Porém, antes de iniciar tal exame, Lacan diz saber que, certamente, lhe
retrucarão: “De qualquer modo, a psicanálise é uma pesquisa”. Em relação a isto,
estabelece a seguinte salvaguarda: “O termo pesquisa, eu desconfio dele. Para mim,
jamais me considerei um pesquisador”. Então, para definir o trabalho psicanalítico que
fazia, repete as palavras de Picasso: “Eu não procuro, acho”.

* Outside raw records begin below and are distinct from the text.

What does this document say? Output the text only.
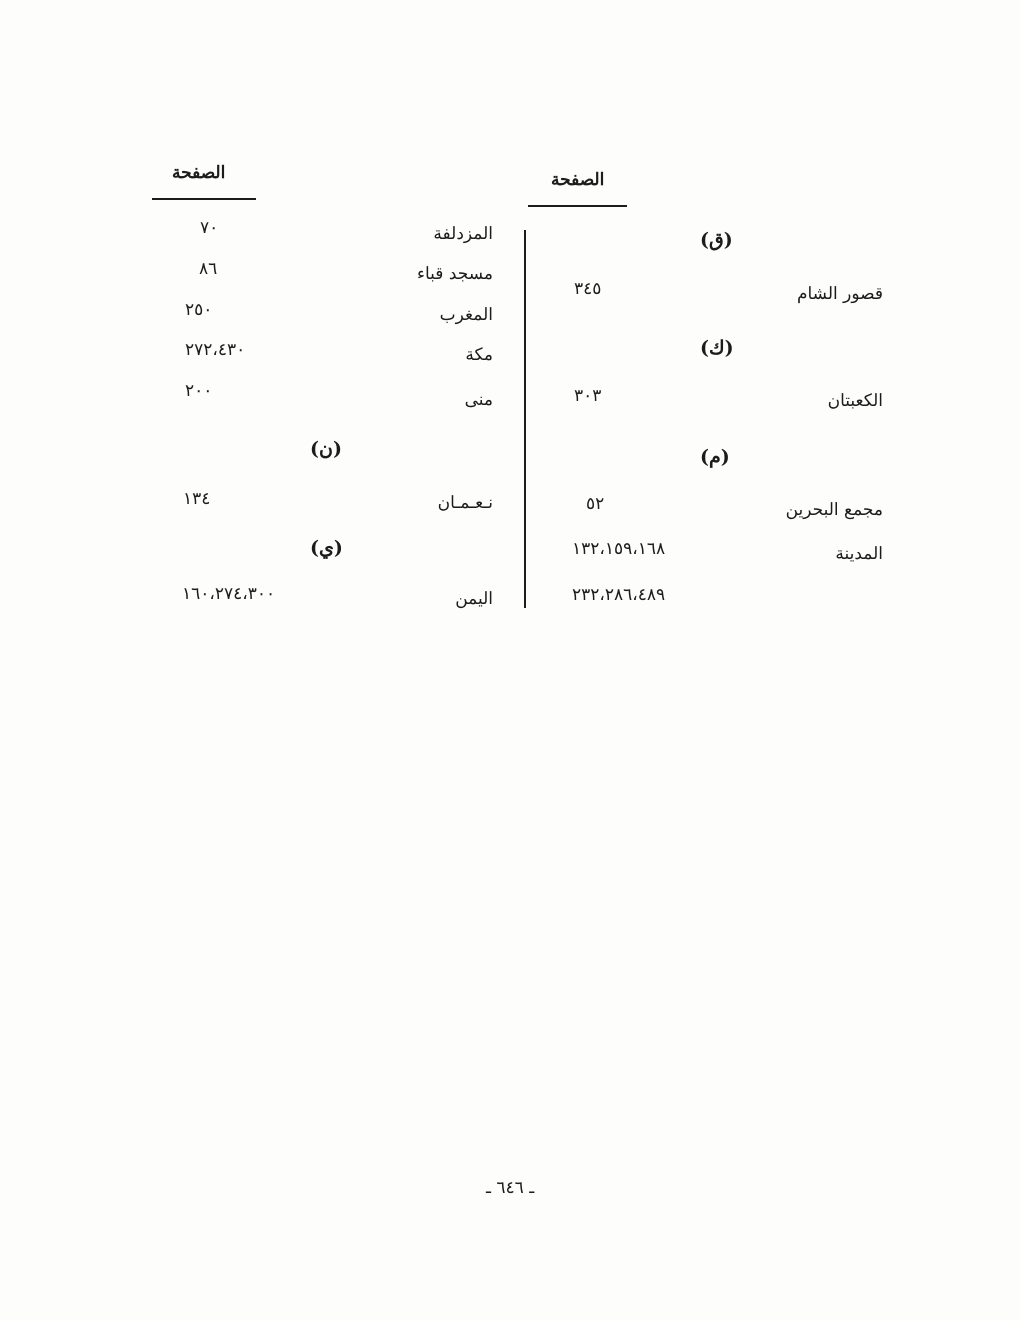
الصفحة	الصفحة
المزدلفة
٧٠
مسجد قباء
٨٦
المغرب
٢٥٠
مكة
٢٧٢،٤٣٠
منى
٢٠٠
(ن)
نـعـمـان
١٣٤
(ي)
اليمن
١٦٠،٢٧٤،٣٠٠
(ق)
قصور الشام
٣٤٥
(ك)
الكعبتان
٣٠٣
(م)
مجمع البحرين
٥٢
المدينة
١٣٢،١٥٩،١٦٨
٢٣٢،٢٨٦،٤٨٩
ـ ٦٤٦ ـ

Para Lacan, no campo da pesquisa dita “científica”, há dois domínios que podem
ser reconhecidos: “aquele em que se procura, e aquele em que se acha”. Domínios que
correspondem a fronteiras muito bem definidas, quanto ao que se pode qualificar de
“ciência”. O psicanalista diz existir também uma afinidade entre a pesquisa que procura
e o registro religioso. Já que é, neste registro, que correntemente é dito: “Não me
procurarias, se já não me tivesses achado”. Aqui, o “já achado” está sempre por trás,
mas atingido por algo da ordem do esquecimento. Tal situação poderia abrir “um
corredor de comunicação” entre a psicanálise e a religião, pela via da pesquisa que
procura. Procurar, tendo já achado, caracterizaria assim uma “pesquisa complacente,
indefinida, que se abre então”.
Só que esse “achado”, para a psicanálise, é, ao mesmo tempo, uma solução e
uma rachadura. No sonho, no ato falho, no chiste, numa frase pronunciada ou escrita,
alguma coisa é “achada”. Mas, diz Lacan, é justamente, neste achado, que Freud vai
procurar e encontrar o inconsciente. No que se apresenta como um “achado”, alguma
coisa outra quer se realizar: o que se passa no inconsciente. Para a psicanálise, portanto,
um achado é uma “surpresa”. Surpresa, na qual o sujeito acaba achando, ao mesmo
tempo, mais e menos do que esperava. E, em relação ao que esperava, este achado “é
um re-achado”, e tem um valor único. Só que está sempre prestes a escapar de novo,
instaurando a dimensão de sua própria perda.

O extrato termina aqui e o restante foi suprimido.